Reaching the tiny cluster of huts, he tied the buckskin under some trees at the edge of the stream, then crossed the log footbridge to the street—if such it could be called.
There was nothing much to Cottonwood. At one side was the small stream, never more than six feet wide, and some cottonwoods and willows that lined its banks.
There was the station with its telegraph office—built ahead of the rails for the convenience of the surveyors—a saloon and general store, then four or five houses. That was all.
Kilkenny walked into the station.
“I’m Lance Kilkenny. Any messages for me?”
The station-keeper nodded. “Yeah. Just come in. Three of ’em. I didn’t know who you was.”
He handed the messages to Kilkenny, broke a straw from the broom and began to chew reflectively, glancing out of the window from time to time.
“Be some fireworks now,” he commented, indicating the messages. “It sure beats the devil.”

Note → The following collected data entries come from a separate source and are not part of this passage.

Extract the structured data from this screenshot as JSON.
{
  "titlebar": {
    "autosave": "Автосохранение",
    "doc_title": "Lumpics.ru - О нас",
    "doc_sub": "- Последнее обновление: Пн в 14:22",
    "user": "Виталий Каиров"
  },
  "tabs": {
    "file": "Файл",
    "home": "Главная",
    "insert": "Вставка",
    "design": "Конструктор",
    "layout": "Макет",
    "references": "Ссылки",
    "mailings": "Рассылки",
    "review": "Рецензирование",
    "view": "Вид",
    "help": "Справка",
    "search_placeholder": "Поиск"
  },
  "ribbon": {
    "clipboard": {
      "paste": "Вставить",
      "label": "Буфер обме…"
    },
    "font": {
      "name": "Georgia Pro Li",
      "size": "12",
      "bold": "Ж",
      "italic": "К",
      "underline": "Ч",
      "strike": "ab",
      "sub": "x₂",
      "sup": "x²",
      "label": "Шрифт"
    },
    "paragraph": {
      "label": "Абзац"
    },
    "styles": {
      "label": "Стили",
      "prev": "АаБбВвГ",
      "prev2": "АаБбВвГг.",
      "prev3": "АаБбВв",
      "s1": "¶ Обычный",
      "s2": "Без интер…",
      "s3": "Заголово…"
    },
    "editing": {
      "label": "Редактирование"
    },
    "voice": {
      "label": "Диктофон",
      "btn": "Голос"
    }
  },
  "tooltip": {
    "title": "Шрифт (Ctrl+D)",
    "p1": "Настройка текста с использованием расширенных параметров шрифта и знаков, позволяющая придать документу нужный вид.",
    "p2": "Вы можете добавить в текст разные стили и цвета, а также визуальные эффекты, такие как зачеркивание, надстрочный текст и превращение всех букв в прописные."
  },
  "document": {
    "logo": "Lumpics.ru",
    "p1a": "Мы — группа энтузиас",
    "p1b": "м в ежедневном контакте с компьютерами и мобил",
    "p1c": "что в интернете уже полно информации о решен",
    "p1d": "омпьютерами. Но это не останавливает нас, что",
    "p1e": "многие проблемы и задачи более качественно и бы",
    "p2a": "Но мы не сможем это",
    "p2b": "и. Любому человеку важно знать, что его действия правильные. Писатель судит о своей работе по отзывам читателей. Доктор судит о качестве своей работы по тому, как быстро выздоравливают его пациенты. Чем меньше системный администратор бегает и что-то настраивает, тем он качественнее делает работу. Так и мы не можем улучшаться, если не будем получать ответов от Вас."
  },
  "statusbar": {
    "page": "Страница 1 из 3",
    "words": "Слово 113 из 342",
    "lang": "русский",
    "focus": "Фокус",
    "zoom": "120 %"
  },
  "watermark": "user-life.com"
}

Kilkenny had pocketed the messages without reading them. After glancing into the saloon, he crossed the street to the willows. On the other side of the bridge, in a little hollow among the trees, he stretched out and began to doze.
An hour later the stationmaster called out loud enough to awaken him:
“Hossmen comin’ out of the breaks, Kilkenny. Look powerful like them Brockmans!”
Kilkenny got up, yawned and stretched. Then, leaning against a huge old cottonwood, he waited.